In its denial, the group stated that the project is not compatible with the General Plan and that the high density project poses significant risk due to its location in a “very high fire hazard severity zone” as designated by CAL FIRE.
“The County should not allow additional residential density beyond that allowed by right in the General Plan without first ensuring that the impact of the change would not impede the safe evacuation of existing and future residents in areas like this prone to major fire events,” the group’s denial letter read.
The planning group as well as project opponents have expressed concerns about evacuation in a wildfire event as the development does not have a second ingress or egress road and the development and all surrounding residents must share the only safe evacuation route on Country Club Drive.
During the group’s April hearing, area residents shared their “terrifying” experiences trying to escape the fast-moving Cocos Fire in 2014 and in their denial, the group noted that the extreme 2017 wildfires in California and their consequences have “demonstrated the need for sound planning to avoid loss of life.”
The Rancho Santa Fe Fire Protection District granted the project waivers from San Diego County Consolidated Fire Code regarding maximum dead-end road lengths—the regulations require a secondary road when a project is proposed on a dead-end road of more than 800 feet; the proposed project is on a 4,000-foot long dead-end road.
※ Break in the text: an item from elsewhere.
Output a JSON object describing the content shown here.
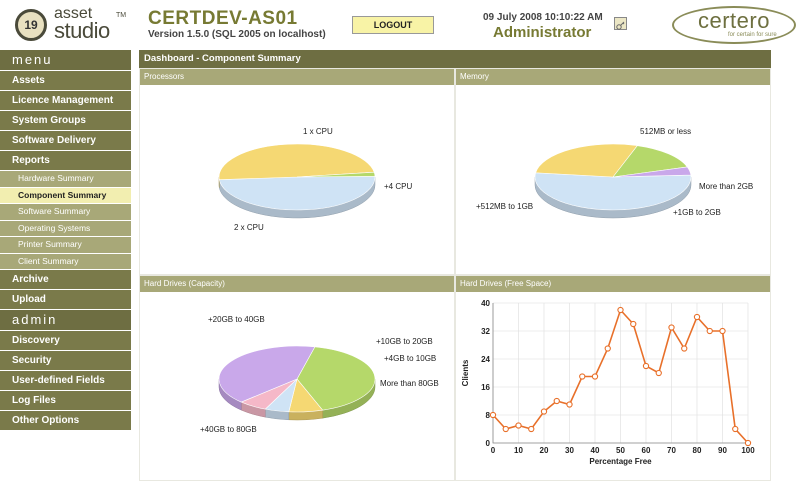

As part of their denial, the planning group requested that those waivers be reexamined.
According to the Planning Commission’s report, a Fire Protection Plan (FPP) has been prepared for the project to evaluate the level of potential fire hazard from the proposed project and the methods and measures proposed to minimize that hazard.
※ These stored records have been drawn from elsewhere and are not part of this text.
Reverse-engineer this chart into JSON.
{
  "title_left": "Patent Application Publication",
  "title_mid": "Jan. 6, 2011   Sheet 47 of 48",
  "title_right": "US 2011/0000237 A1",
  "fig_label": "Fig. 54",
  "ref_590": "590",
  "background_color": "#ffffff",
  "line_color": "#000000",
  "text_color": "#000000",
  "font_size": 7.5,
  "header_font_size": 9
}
According to the report, the project meets the intent of San Diego County Consolidated Fire Code through the implementation of specifically developed measures and features that exceed code requirements, including a third travel lane for the entirety of Country Club Drive, fuel modification zones on site and ignition resistant construction.
The commission’s report concluded that even with the additional traffic from the project, the long evacuation time experienced during the Cocos Fire are expected to be reduced due to improved evacuation routes as a part of the project, other road improvements in the area and a more defined and coordinated evacuation plan.
The project will be served by a new fire station in Harmony Grove Village, operated by Rancho Santa Fe Fire Protection District, approximately 1.3 miles away.
The Harmony Grove Village South is not the only project with a General Plan Amendment (GPA) in the works in the area. At its July meeting, the San Dieguito Planning Group discussed the Harmony Grove Village South project, as well as Valiano, a proposed 326-home project in Eden Valley and Harmony Grove south of Escondido that will also require a GPA.
“The County Plan includes sufficient other areas already zoned for such projects in areas the County determined were more appropriate for growth,” read the group’s July letter to the county. “The County General Plan was thoughtfully constructed; the zoning approved for both project areas was not erroneous and reflects the appropriate density for the sites negotiated with neighboring areas. There is no need for a GPA that would award the owner a zoning arbitrage and encourage others to attempt the same rather than buy and develop property needing no zoning density changes.”
Earlier in the year, a group called San Diegans for Managed Growth had worked to get the Safeguard Our San Diego Countrysides on the ballot this November which would require voter approval for GPAs that increase residential density in semi-rural and rural areas of the unincorporated areas of the county.
The deadline for turning in the required 67,837 signatures is Aug. 10.